Please connect to Internet to continue
Preparation Time : 240
Cook Time : 25
Total Time : 265
1 Cup Chickpea / Kabuli Chana
1 Cup Soya granules
2 tbsp Oil
1/2 tsp Cumin seeds
1 bay leaf
2 medium Onion chopped
1 Green Chilly slit
1 sprig Curry leaves
1 tsp Ginger Garlic paste
1 large Tomato chopped
1 tbsp Kashmiri red chilly powder
1/2 tsp Turmeric powder
1/2 tsp Cumin powder
1 tsp Coriander powder
1/2 tsp Fennel powder
1 tsp Garam Masala powder
1/4 tsp Crushed pepper
1 small pinch Asafodita/ Hing
2 tbsp Coriander leaves chopped
1 tbsp Salt or to taste
2-3 Water or as required
Wash the chickpea 2-3 times and soak them overnight or atleast 4-6 hours. Drain the water and pressure cook them with some water and salt for 3-4 whistles. Be careful not to turn them mushy but just soft. Once pressure released drain and keep aside. Reserved the water for the curry.
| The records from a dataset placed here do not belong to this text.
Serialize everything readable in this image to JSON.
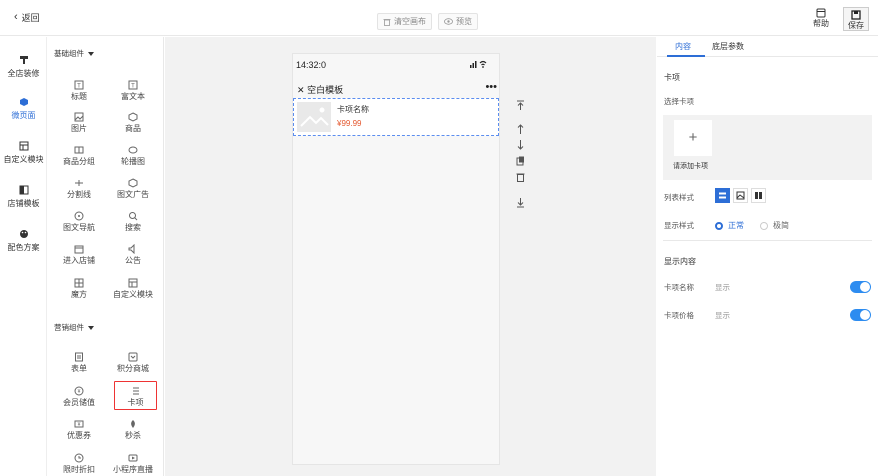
{
  "topbar": {
    "back_label": "返回",
    "clear_label": "清空画布",
    "preview_label": "预览",
    "help_label": "帮助",
    "save_label": "保存"
  },
  "leftnav": [
    "全店装修",
    "微页面",
    "自定义模块",
    "店铺模板",
    "配色方案"
  ],
  "sections": {
    "basic": "基础组件",
    "marketing": "营销组件"
  },
  "basic_components": [
    "标题",
    "富文本",
    "图片",
    "商品",
    "商品分组",
    "轮播图",
    "分割线",
    "图文广告",
    "图文导航",
    "搜索",
    "进入店铺",
    "公告",
    "魔方",
    "自定义模块"
  ],
  "marketing_components": [
    "表单",
    "积分商城",
    "会员储值",
    "卡项",
    "优惠券",
    "秒杀",
    "限时折扣",
    "小程序直播"
  ],
  "phone": {
    "time": "14:32:0",
    "page_title": "空白模板",
    "card_name": "卡项名称",
    "card_price": "¥99.99"
  },
  "panel": {
    "tabs": [
      "内容",
      "底层参数"
    ],
    "section_title": "卡项",
    "select_label": "选择卡项",
    "add_label": "请添加卡项",
    "list_style_label": "列表样式",
    "display_style_label": "显示样式",
    "display_options": [
      "正常",
      "极简"
    ],
    "display_content_label": "显示内容",
    "rows": [
      {
        "label": "卡项名称",
        "value": "显示",
        "on": true
      },
      {
        "label": "卡项价格",
        "value": "显示",
        "on": true
      }
    ]
  },
  "colors": {
    "accent": "#2d6ed6",
    "price": "#e4572e",
    "toggle": "#2d8cf0",
    "highlight": "#e33333"
  }
}
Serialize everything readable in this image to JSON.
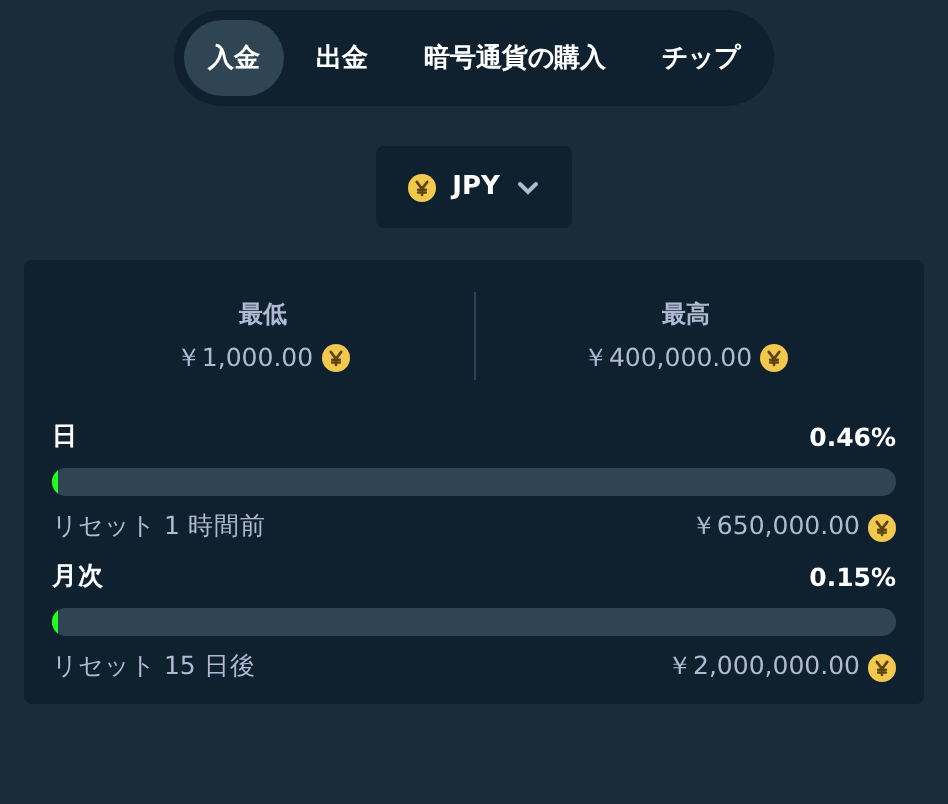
{
  "tabs": [
    {
      "label": "入金",
      "selected": true
    },
    {
      "label": "出金",
      "selected": false
    },
    {
      "label": "暗号通貨の購入",
      "selected": false
    },
    {
      "label": "チップ",
      "selected": false
    }
  ],
  "currency": {
    "code": "JPY"
  },
  "limits": [
    {
      "label": "最低",
      "amount": "￥1,000.00"
    },
    {
      "label": "最高",
      "amount": "￥400,000.00"
    }
  ],
  "periods": [
    {
      "name": "日",
      "percent": "0.46%",
      "level": 0.0046,
      "reset": "リセット 1 時間前",
      "amount": "￥650,000.00"
    },
    {
      "name": "月次",
      "percent": "0.15%",
      "level": 0.0015,
      "reset": "リセット 15 日後",
      "amount": "￥2,000,000.00"
    }
  ]
}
Wash the soya granules well. Take warm water, add the washed soya chunks, cover and keep aside till further use. Just before adding to the curry drain thr water and squeeze off the water nicely.
Heat oil in a pot. Add cumin seeds and bay leaf and let the seeds crackle.
Add in the chopped onions, curry leaves and green chilly, saute till onion turns soft.
Add in the ginger garlic paste and saute till the raw smell goes away and onion starts to brown.
Add in the chopped tomatoes and saute till it turns mushy.
Add in the masala powders – kashmiri chilly, turmeric, cumin, corainder, fennel, Garam masala, crushed pepper, asafodita and saute for a min.
Add in the drained cooked chickpea, soya chunks, salt to taste, mix well with the masala and cook for about 5 mins.
Add in water as requirrd and cook for 10-12 mins. Adjust the gravy consistency as per your requirements and add chopped coriander leaves and take off the heat.
Enjoy with rice or any Indian flat bread.
Served with poori, onion slices, fried green chilly and mango pickle.